Above, a Mexican red knee spider, a type of tarantula that lives mainly on the Pacific coast of Mexico.
A trapdoor spider, Liphistius dangrek. These spiders spend most of their time in underground burrows, emerging mainly to grab prey. Their rear half is segmented, a trait visible in some of the earliest spider fossils.
This is a rare 100-million-year-old fossil of a spider in limestone. Spiders do not preserve well in sediment because they have a relatively soft “shell” or exoskeleton. For every 1,000 or so insect fossils found, there’s only one spider.
This spider was trapped in tree resin about 20 million years ago. Over, time the resin fossilized into amber, preserving the animal inside.
A western black widow, Latrodectus Hesperus. One of the few species harmful to people in North America, a black widow often features a red hourglass shape on its underside.
A brown recluse, Loxosceles reclusa. This spider is identified by a dark, violin-shaped mark on its head. Its venom can cause a deep wound in humans that takes weeks or even months to heal and can produce symptoms such as nausea and a fever.
A desert hairy scorpion, Hadrurus arizonensis. Scorpions are not spiders, but they are members of the Aracnida class. This is largest scorpion in North America, reaching up to 7 inches (18 centimeters), this animal beats the daytime heat of its desert home in burrows and hunts in the evening, feeding on insects, spiders, lizards, and even an occasional small mammal.
A tailless whip scorpion, Phrynus marginemaculatus. Not actually a scorpion, this arachnid waves its first pair of legs around to feel its way. A tailless whip scorpion makes a cameo appearance in the movie Harry Potter and the Goblet of Fire, in which one character wrongly suggests that its bite is lethal.
A gooty sapphire ornamental spider, Poecilotheria metallica, shown from above.
A gooty sapphire ornamental spider seen from below.
A golden orb-web spider, Nephila pilipes. Found throughout parts of Asia, this large spider has yellow on its abdomen and spins a golden web.
An orb weaver Argiope sp. Members of this genus are found all around the world and spin large webs that often contain striking designs. Charlotte’s Web author E.B. White, who consulted with an American Museum of Natural History curator while writing the classic children’s book, named the main character Charlotte A. Cavatica after a common orb weaver, Araneus cavaticus.

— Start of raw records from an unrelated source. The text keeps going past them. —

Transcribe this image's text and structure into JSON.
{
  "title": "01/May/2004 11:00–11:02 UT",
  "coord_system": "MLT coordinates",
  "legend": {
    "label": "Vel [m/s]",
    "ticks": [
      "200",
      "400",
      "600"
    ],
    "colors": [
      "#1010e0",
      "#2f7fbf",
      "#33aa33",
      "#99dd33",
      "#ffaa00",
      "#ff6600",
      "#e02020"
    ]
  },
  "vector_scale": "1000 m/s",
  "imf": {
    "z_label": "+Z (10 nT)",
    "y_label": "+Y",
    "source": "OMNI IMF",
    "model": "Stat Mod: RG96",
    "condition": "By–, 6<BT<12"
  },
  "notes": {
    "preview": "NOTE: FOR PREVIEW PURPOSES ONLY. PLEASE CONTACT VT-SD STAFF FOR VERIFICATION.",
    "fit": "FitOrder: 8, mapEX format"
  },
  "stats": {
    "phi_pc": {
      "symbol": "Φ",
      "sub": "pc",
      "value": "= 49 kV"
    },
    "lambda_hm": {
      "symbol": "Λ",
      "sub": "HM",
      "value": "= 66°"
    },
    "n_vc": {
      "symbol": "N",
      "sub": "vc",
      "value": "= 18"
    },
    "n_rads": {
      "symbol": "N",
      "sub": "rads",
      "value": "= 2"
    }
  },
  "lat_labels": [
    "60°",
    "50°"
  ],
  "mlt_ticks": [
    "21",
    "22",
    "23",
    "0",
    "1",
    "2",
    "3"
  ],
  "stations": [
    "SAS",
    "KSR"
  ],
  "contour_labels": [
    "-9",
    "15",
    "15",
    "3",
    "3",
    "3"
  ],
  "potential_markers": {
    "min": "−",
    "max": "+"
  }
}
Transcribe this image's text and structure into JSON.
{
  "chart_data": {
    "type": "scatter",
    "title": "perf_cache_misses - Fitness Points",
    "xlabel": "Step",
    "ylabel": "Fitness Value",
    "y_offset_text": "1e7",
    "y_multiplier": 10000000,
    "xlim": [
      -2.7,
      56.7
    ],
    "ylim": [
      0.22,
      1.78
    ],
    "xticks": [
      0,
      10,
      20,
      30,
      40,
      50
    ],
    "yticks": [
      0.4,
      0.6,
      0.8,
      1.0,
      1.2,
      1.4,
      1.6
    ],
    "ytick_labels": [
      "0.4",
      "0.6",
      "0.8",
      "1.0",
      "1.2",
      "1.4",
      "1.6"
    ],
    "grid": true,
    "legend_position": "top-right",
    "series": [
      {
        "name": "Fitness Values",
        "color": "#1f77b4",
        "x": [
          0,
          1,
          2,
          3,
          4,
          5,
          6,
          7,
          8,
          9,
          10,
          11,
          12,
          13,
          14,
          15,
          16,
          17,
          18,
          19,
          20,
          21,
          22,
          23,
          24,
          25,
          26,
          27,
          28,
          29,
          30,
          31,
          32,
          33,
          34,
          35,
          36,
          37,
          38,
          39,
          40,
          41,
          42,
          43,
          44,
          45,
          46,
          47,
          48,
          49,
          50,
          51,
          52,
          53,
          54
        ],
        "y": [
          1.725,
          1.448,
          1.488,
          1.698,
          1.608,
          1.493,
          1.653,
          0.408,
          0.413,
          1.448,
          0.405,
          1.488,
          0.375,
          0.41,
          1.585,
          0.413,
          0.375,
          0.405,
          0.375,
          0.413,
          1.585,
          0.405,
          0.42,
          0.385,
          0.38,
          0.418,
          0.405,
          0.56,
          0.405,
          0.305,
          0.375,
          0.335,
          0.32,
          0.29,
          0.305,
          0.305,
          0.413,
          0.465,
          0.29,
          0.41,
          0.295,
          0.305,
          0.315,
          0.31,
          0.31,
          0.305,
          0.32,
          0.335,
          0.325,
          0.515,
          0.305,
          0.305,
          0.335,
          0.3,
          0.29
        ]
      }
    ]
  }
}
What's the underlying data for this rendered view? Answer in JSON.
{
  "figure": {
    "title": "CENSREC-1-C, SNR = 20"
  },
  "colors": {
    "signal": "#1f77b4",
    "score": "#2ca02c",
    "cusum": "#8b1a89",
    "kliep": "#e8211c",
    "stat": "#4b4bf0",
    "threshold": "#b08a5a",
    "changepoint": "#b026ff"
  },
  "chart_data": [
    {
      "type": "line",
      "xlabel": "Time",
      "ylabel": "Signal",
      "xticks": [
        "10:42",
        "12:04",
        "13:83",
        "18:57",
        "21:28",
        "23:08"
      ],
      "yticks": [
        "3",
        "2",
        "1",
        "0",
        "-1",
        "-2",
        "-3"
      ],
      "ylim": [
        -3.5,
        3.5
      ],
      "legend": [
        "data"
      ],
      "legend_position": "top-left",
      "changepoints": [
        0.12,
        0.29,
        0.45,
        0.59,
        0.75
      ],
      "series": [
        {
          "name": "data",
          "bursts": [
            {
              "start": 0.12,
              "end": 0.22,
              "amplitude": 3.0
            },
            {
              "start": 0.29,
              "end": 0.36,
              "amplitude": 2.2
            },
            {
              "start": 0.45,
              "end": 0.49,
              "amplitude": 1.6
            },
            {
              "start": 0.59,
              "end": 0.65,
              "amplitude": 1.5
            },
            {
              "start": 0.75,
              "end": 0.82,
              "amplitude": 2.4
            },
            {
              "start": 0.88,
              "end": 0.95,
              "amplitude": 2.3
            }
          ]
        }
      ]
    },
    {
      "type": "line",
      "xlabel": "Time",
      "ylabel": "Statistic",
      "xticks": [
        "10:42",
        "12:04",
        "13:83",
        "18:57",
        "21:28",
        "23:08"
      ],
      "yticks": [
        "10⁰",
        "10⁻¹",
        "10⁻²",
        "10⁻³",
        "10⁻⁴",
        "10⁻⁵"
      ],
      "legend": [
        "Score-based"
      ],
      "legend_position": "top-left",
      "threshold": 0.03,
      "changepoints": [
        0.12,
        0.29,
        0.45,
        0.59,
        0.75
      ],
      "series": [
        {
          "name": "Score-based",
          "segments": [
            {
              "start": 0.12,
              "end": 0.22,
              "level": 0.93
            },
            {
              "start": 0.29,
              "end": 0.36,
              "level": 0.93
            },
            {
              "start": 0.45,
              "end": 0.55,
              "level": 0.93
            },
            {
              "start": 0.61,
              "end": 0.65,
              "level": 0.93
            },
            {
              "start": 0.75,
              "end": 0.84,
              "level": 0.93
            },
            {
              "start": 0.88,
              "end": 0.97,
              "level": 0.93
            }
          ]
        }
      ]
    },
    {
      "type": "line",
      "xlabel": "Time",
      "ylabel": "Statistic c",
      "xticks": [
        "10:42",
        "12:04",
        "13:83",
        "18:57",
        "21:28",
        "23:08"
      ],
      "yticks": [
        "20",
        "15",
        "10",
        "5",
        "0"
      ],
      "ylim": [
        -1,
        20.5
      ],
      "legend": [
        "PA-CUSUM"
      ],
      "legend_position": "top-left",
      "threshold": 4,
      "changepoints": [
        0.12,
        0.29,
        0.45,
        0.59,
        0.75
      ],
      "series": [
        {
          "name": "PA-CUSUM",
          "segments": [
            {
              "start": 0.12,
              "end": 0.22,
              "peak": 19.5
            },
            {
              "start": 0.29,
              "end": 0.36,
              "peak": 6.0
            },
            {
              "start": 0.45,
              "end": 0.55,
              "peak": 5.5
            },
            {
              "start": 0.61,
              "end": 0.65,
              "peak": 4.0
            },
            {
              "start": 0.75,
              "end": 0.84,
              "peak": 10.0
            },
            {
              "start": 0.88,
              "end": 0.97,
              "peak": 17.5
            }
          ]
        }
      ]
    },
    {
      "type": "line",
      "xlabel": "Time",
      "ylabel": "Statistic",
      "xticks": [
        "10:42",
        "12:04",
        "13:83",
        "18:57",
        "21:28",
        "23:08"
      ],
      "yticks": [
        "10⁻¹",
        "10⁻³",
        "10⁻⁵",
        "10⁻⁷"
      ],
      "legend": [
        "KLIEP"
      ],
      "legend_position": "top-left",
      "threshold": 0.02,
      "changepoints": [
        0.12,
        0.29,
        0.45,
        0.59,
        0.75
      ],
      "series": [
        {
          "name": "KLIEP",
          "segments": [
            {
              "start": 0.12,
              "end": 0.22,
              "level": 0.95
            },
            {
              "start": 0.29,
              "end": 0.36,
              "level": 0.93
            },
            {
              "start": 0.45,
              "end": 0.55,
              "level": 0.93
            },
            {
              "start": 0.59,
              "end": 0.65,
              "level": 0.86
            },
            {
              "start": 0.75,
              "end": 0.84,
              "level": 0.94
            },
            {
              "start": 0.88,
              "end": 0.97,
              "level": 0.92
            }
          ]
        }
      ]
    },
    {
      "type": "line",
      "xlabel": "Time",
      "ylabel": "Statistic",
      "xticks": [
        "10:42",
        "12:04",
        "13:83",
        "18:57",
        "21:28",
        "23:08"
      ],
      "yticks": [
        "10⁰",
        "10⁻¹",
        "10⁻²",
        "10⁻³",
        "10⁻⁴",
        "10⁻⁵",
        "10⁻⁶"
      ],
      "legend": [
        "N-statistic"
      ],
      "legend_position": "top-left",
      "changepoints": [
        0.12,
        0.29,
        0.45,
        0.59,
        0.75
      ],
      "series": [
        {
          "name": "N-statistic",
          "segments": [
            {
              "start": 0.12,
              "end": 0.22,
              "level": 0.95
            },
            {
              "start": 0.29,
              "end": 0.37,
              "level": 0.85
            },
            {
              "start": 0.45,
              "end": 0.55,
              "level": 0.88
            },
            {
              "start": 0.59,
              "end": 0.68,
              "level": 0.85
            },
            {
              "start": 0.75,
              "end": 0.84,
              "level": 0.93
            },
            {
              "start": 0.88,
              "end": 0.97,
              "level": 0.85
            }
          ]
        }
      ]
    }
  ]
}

A funnel-web wolf spider, Sosippus californicus. This spider spins a sheet-like web attached to a narrow tube, or funnel. Sitting at the mouth of the tube, the spider waits to strike after feeling vibrations of prey crossing the web.
A southern house spider, Kukulcania hibernalis. The large charcoal-colored females make flat, tangled webs in dark corners and under overhangs and shutters to catch insects.
Nadine Dupérré, a scientific assistant in the American Museum of Natural History’s Division of Invertebrate Zoology, uses a scanning electron microscope to view goblin spiders in minute detail. This detailed study allowed Museum Curator Emeritus Norman Platnick and Dupérré to define two new genera, or groups, of spiders: Niarchos and Scaphios.
An Indian ornamental tarantuala, Poecilotheria regalis.